During a headline set, you can throw mixes in out and be erratic based on crowd reaction but during a warm up set I try to blend music together for longer.
It’s about creating a smooth ride that evolves over time.

10. Use technology, wisely
Most club mixers these days have lots of FX and audio tricks to use, but you need to make sure the FX you use help set the mood, not destroy it.
I use a loop machine to draw mixes out for longer, and a sampler so I can drop sound effects and samples into a set that gives the set some continuity.
I also use a Korg Kaoss Pad for reverb and tape delays, which I use subtly to help create more tension and more atmosphere.

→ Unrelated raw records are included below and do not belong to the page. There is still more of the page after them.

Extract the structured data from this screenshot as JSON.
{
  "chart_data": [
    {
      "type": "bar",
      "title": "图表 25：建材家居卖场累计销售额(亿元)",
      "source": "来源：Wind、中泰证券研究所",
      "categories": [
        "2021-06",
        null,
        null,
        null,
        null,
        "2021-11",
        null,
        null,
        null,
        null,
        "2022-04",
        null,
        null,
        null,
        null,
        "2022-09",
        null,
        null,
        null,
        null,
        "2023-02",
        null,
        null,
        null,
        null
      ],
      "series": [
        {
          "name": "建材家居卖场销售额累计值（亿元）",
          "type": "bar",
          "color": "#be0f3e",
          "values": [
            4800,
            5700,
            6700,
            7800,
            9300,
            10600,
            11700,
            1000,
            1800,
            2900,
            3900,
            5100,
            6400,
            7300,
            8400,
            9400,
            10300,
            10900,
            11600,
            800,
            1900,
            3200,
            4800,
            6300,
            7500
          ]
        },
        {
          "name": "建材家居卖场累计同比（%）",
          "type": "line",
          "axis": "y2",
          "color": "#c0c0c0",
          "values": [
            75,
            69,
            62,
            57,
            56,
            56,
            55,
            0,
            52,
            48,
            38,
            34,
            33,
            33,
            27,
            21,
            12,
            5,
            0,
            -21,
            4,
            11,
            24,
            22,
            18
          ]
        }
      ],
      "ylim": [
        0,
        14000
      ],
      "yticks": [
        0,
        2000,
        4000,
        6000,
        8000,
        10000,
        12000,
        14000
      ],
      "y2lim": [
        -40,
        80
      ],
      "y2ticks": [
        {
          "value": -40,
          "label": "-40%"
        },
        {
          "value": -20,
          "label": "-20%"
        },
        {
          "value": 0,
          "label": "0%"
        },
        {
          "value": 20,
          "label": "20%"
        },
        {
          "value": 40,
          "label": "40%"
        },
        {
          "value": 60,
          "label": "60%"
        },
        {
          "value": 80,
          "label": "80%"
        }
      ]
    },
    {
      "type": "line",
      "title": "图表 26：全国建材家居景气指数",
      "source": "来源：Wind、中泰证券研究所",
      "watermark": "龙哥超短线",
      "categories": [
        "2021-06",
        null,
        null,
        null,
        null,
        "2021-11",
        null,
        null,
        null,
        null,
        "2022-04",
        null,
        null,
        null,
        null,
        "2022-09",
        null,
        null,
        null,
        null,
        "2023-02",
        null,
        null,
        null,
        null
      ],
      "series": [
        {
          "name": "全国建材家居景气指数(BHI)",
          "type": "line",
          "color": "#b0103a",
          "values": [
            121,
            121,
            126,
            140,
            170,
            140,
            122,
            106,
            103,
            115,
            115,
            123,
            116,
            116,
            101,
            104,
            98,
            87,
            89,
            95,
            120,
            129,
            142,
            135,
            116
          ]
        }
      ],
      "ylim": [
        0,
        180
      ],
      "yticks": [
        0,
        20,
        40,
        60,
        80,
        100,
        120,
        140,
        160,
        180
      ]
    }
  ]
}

11. The size of the room matters
Your music should be tailored to the size of the room. If you’re playing a festival warm up slot, then you’ll need to play music that is more big room and more energetic.
If you’re playing a small basement club, then you can get away with spacey minimal tracks with lots of subtle FX and drums.

12. Hypnotize
People go to clubs for escapism. Dancing is a form of escapism. If you can get people to close their eyes and really feel the music, you’ve done a superb job. Try to close those eyes.

13. Patience
This is probably one of the most important aspects to warm up sets. The room might be full, the crowd might be asking you to play it harder, but you should hold back the urge to bang it. That’s not your job, and the people on the dancefloor will appreciate it even more, when the DJ after you finally let’s rip

14. Closing tracks
Try not to close with a track that is hands in the air. So many warm up DJs do a great job up until their last track when they suddenly forget their role and play a big tune.
Your last track is your closing statement, and as a warm up DJ, it’s your job to set up the next guy.

Close with a track that’s a bit flat, with nothing too noticeable about it.
Make sure it’s got plenty of outro beats so that the next DJ can easily mix into it, and then when he drops his big track watch the room explode and pat yourself on the back for doing a good job.